Vote manipulation is a serious, big, huge, possibly the single biggest no-no on the site.

The difference between a post never making it to the front page and making it to position #1 can be as small as one or two votes when the post is new. Unidan selfishly crowded out other content for his own, and the ban was fully justified.


I'm saying they should have let him know first and promptly responded rather than an auto shadowban.


They fired the relationship manager for the AMAs. The way the did that harmed/ruined some relationships. The 'how' is as important as the what in that case, so your comment seems bizarreley off base.

This is a wholy different issue that the dust up a month ago. Thats why a petition for the CEO's resignation has 200,000 signatures. The incident 1 month ago promted onlt 10K or so, so this latest issue is a 20x increase in pissed off people.


"The 'how' is as important as the what in that case, so your comment seems bizarreley off base."
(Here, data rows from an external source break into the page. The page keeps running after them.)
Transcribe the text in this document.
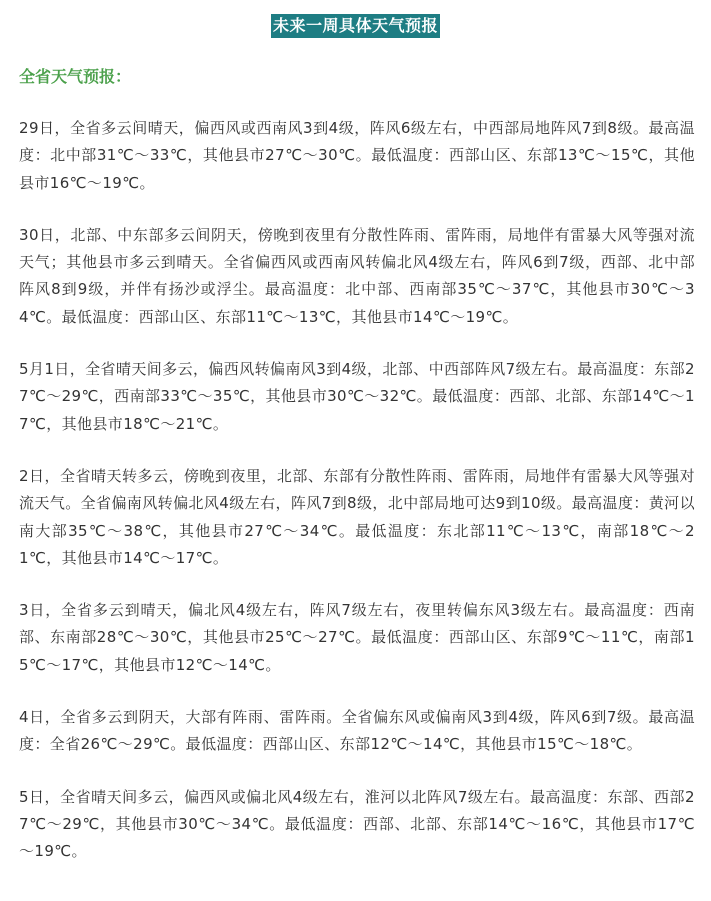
未来一周具体天气预报
全省天气预报：

29日，全省多云间晴天，偏西风或西南风3到4级，阵风6级左右，中西部局地阵风7到8级。最高温度：北中部31℃～33℃，其他县市27℃～30℃。最低温度：西部山区、东部13℃～15℃，其他县市16℃～19℃。

30日，北部、中东部多云间阴天，傍晚到夜里有分散性阵雨、雷阵雨，局地伴有雷暴大风等强对流天气；其他县市多云到晴天。全省偏西风或西南风转偏北风4级左右，阵风6到7级，西部、北中部阵风8到9级，并伴有扬沙或浮尘。最高温度：北中部、西南部35℃～37℃，其他县市30℃～34℃。最低温度：西部山区、东部11℃～13℃，其他县市14℃～19℃。

5月1日，全省晴天间多云，偏西风转偏南风3到4级，北部、中西部阵风7级左右。最高温度：东部27℃～29℃，西南部33℃～35℃，其他县市30℃～32℃。最低温度：西部、北部、东部14℃～17℃，其他县市18℃～21℃。

2日，全省晴天转多云，傍晚到夜里，北部、东部有分散性阵雨、雷阵雨，局地伴有雷暴大风等强对流天气。全省偏南风转偏北风4级左右，阵风7到8级，北中部局地可达9到10级。最高温度：黄河以南大部35℃～38℃，其他县市27℃～34℃。最低温度：东北部11℃～13℃，南部18℃～21℃，其他县市14℃～17℃。

3日，全省多云到晴天，偏北风4级左右，阵风7级左右，夜里转偏东风3级左右。最高温度：西南部、东南部28℃～30℃，其他县市25℃～27℃。最低温度：西部山区、东部9℃～11℃，南部15℃～17℃，其他县市12℃～14℃。

4日，全省多云到阴天，大部有阵雨、雷阵雨。全省偏东风或偏南风3到4级，阵风6到7级。最高温度：全省26℃～29℃。最低温度：西部山区、东部12℃～14℃，其他县市15℃～18℃。

5日，全省晴天间多云，偏西风或偏北风4级左右，淮河以北阵风7级左右。最高温度：东部、西部27℃～29℃，其他县市30℃～34℃。最低温度：西部、北部、东部14℃～16℃，其他县市17℃～19℃。
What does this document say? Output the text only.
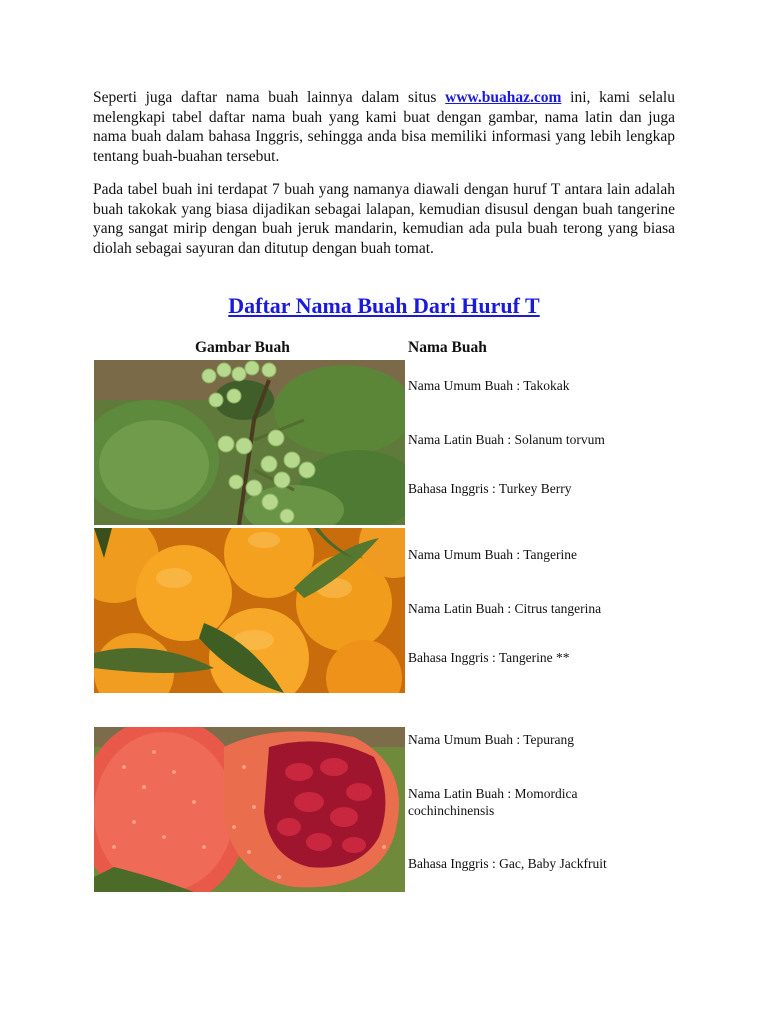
Seperti juga daftar nama buah lainnya dalam situs www.buahaz.com ini, kami selalu melengkapi tabel daftar nama buah yang kami buat dengan gambar, nama latin dan juga nama buah dalam bahasa Inggris, sehingga anda bisa memiliki informasi yang lebih lengkap tentang buah-buahan tersebut.

Pada tabel buah ini terdapat 7 buah yang namanya diawali dengan huruf T antara lain adalah buah takokak yang biasa dijadikan sebagai lalapan, kemudian disusul dengan buah tangerine yang sangat mirip dengan buah jeruk mandarin, kemudian ada pula buah terong yang biasa diolah sebagai sayuran dan ditutup dengan buah tomat.

Daftar Nama Buah Dari Huruf T
Gambar Buah	Nama Buah
Nama Umum Buah : Takokak
Nama Latin Buah : Solanum torvum
Bahasa Inggris : Turkey Berry
Nama Umum Buah : Tangerine
Nama Latin Buah : Citrus tangerina
Bahasa Inggris : Tangerine **
Nama Umum Buah : Tepurang
Nama Latin Buah : Momordica
cochinchinensis
Bahasa Inggris : Gac, Baby Jackfruit
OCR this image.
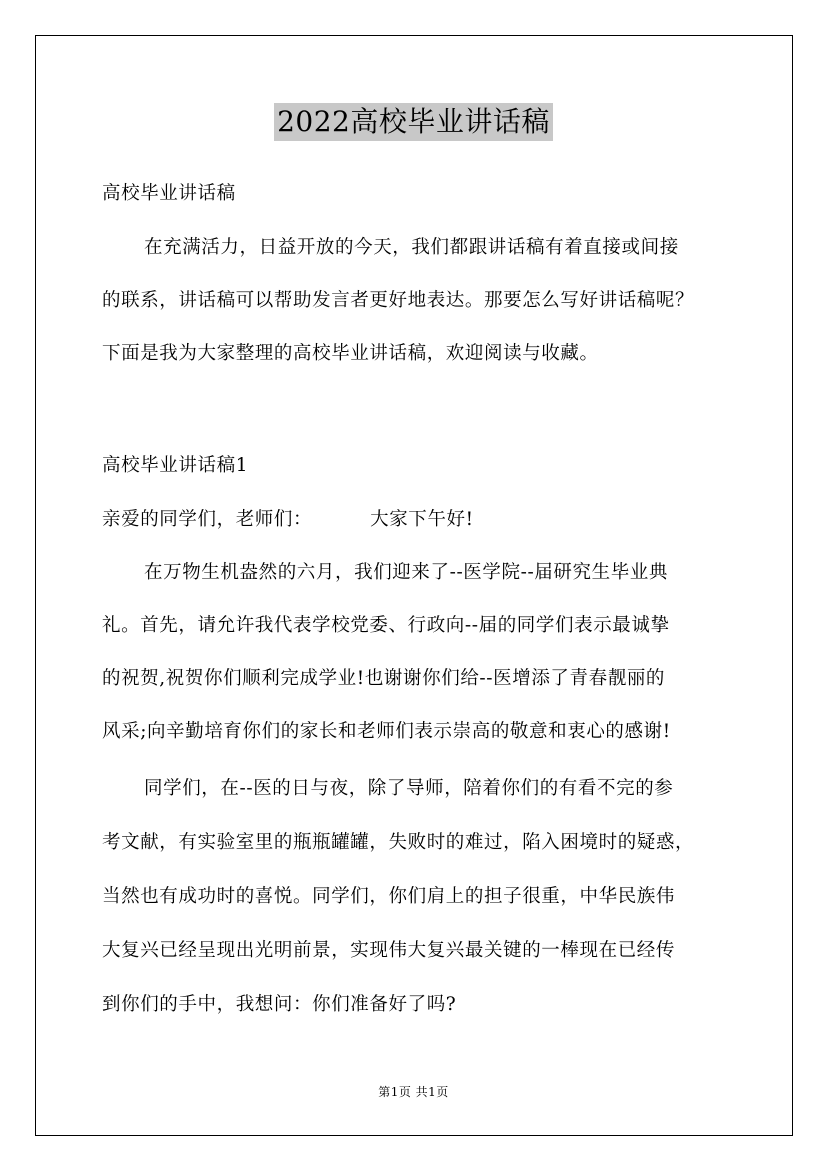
2022高校毕业讲话稿
高校毕业讲话稿
在充满活力，日益开放的今天，我们都跟讲话稿有着直接或间接
的联系，讲话稿可以帮助发言者更好地表达。那要怎么写好讲话稿呢？
下面是我为大家整理的高校毕业讲话稿，欢迎阅读与收藏。
高校毕业讲话稿1
亲爱的同学们，老师们：	大家下午好!
在万物生机盎然的六月，我们迎来了--医学院--届研究生毕业典
礼。首先，请允许我代表学校党委、行政向--届的同学们表示最诚挚
的祝贺,祝贺你们顺利完成学业!也谢谢你们给--医增添了青春靓丽的
风采;向辛勤培育你们的家长和老师们表示崇高的敬意和衷心的感谢!
同学们，在--医的日与夜，除了导师，陪着你们的有看不完的参
考文献，有实验室里的瓶瓶罐罐，失败时的难过，陷入困境时的疑惑，
当然也有成功时的喜悦。同学们，你们肩上的担子很重，中华民族伟
大复兴已经呈现出光明前景，实现伟大复兴最关键的一棒现在已经传
到你们的手中，我想问：你们准备好了吗?
第1页 共1页
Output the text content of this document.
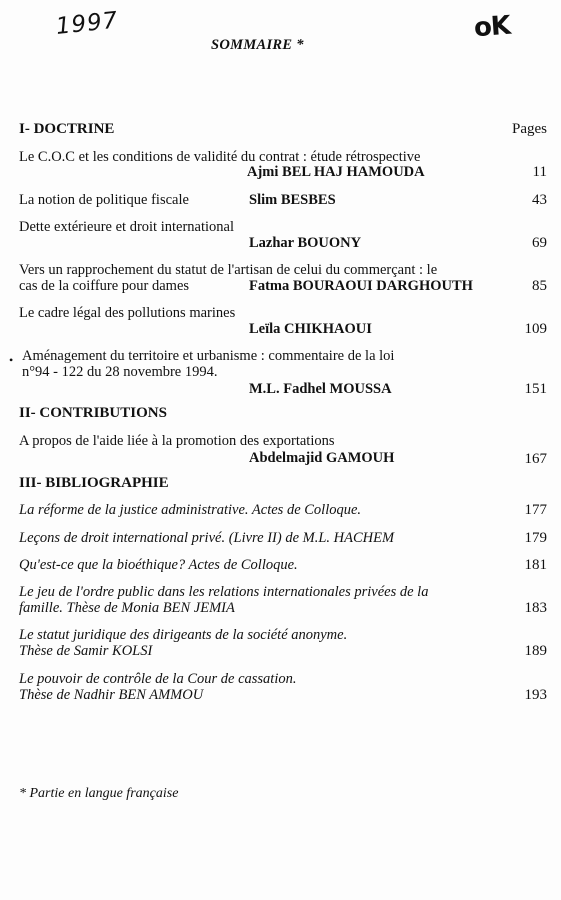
1997	oK
SOMMAIRE *
I- DOCTRINE	Pages
Le C.O.C et les conditions de validité du contrat : étude rétrospective
Ajmi BEL HAJ HAMOUDA	11
La notion de politique fiscale	Slim BESBES	43
Dette extérieure et droit international
Lazhar BOUONY	69
Vers un rapprochement du statut de l'artisan de celui du commerçant : le
cas de la coiffure pour dames	Fatma BOURAOUI DARGHOUTH	85
Le cadre légal des pollutions marines
Leïla CHIKHAOUI	109
• Aménagement du territoire et urbanisme : commentaire de la loi
n°94 - 122 du 28 novembre 1994.
M.L. Fadhel MOUSSA	151
II- CONTRIBUTIONS
A propos de l'aide liée à la promotion des exportations
Abdelmajid GAMOUH	167
III- BIBLIOGRAPHIE
La réforme de la justice administrative. Actes de Colloque.	177
Leçons de droit international privé. (Livre II) de M.L. HACHEM	179
Qu'est-ce que la bioéthique? Actes de Colloque.	181
Le jeu de l'ordre public dans les relations internationales privées de la
famille. Thèse de Monia BEN JEMIA	183
Le statut juridique des dirigeants de la société anonyme.
Thèse de Samir KOLSI	189
Le pouvoir de contrôle de la Cour de cassation.
Thèse de Nadhir BEN AMMOU	193
* Partie en langue française
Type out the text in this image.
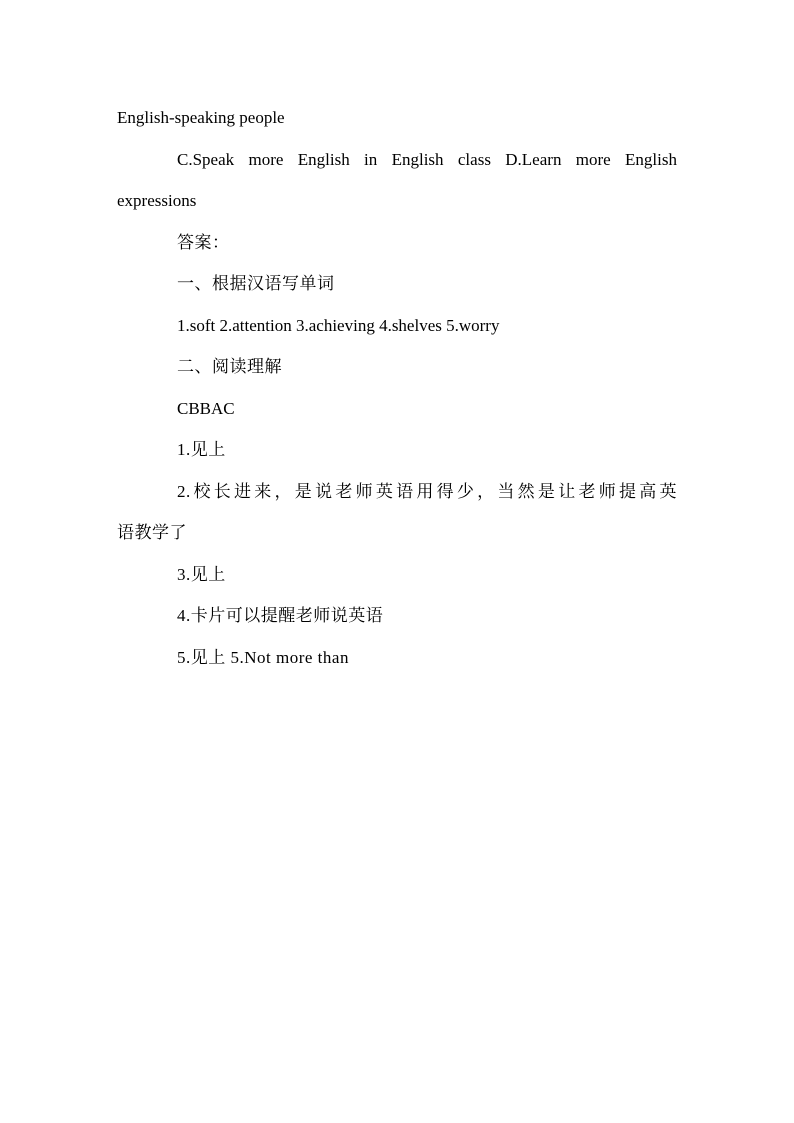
English-speaking people
C.Speak more English in English class D.Learn more English
expressions
答案：
一、根据汉语写单词
1.soft 2.attention 3.achieving 4.shelves 5.worry
二、阅读理解
CBBAC
1.见上
2.校长进来，是说老师英语用得少，当然是让老师提高英
语教学了
3.见上
4.卡片可以提醒老师说英语
5.见上 5.Not more than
You forgot the 'why'. Why was she let go? Reddit, the company, was paying her salary and they have the right to let her go if they feel she isn't doing her job. You don't even know the whole story. You are defending the mods based on biased and one-sided information.

"Thats why a petition for the CEO's resignation has 200,000 signatures"

This can easily be manipulated online, so I don't even know if I can trust it.


They're not mad that she was fired. They're mad because she was fired aND reddit leadership had no plan to help the communities that depended on her work. Instead they left them high and dry. That's a very important distinction.


You like many people seem to not realize something that the other side is saying: WE KNOW REDDIT HAS THE RIGHT TO FIRE THEIR STAFF, AND NO ONE IS COMPLAINING BECAUSE REDDIT CHOSE TO RESTAFF.

Now, go back and read the all caps like five times, because people keep trying to say that to you, and you keep shouting about how reddit has the right to fire people.

People are upset because reddit corporate did a shitty job of managing reddit corporate, and it caused reddit corporate to fall through on several plans they had made with the public and other parties.

This particular instance of shitty management and execution on the part of reddit corporate is just the latest in a long string of bad management, and people finally got sick of it.


"People are upset because reddit corporate did a shitty job of managing reddit corporate, and it caused reddit corporate to fall through on several plans they had made with the public and other parties."

Shouting louder and using caps doesn't make me believe you or add to the discussion.

I just don't think this was a planned and orchestrated protest as a result of mis-management. There might have been 1 or 2 mods that felt this way, but the rest did it in "solidarity"..more likely a pure emotional decision to feel like they were part of the group (reminds me of the occupy wallstreet mentality..which accomplished nothing and just made the protesters look foolish).

If they really wanted to make a change, they should have all gotten together and contacted management..like mature adults. But this takes intelligence, discipline, maturity and doesn't give them the desired effect of rebellion. It feels good to rebel because it gives a person a sense of power that they probably don't normally have in their life.

It's the difference between a government discussing change and a mob of people burning down the city because they aren't getting what they want. A step back in terms of social change.

I also didn't see any of the explanations that you claim when it was happening. It's just back-pedaling to try to justify the actions of the mods.

Most inexperienced people don't don't how to play politics...and may get what they want in the short-term (the company just wants to put out the fire until they can figure out a good strategy) but will be pushed aside in the long-term.

The mods have no leverage except the power to make a sub-reddit private...and that can easily be taken away. If they let all of the mods go today, there would be people lining up to replace them tomorrow. But, this would be a bad PR move for Reddit...so it won't happen this quickly.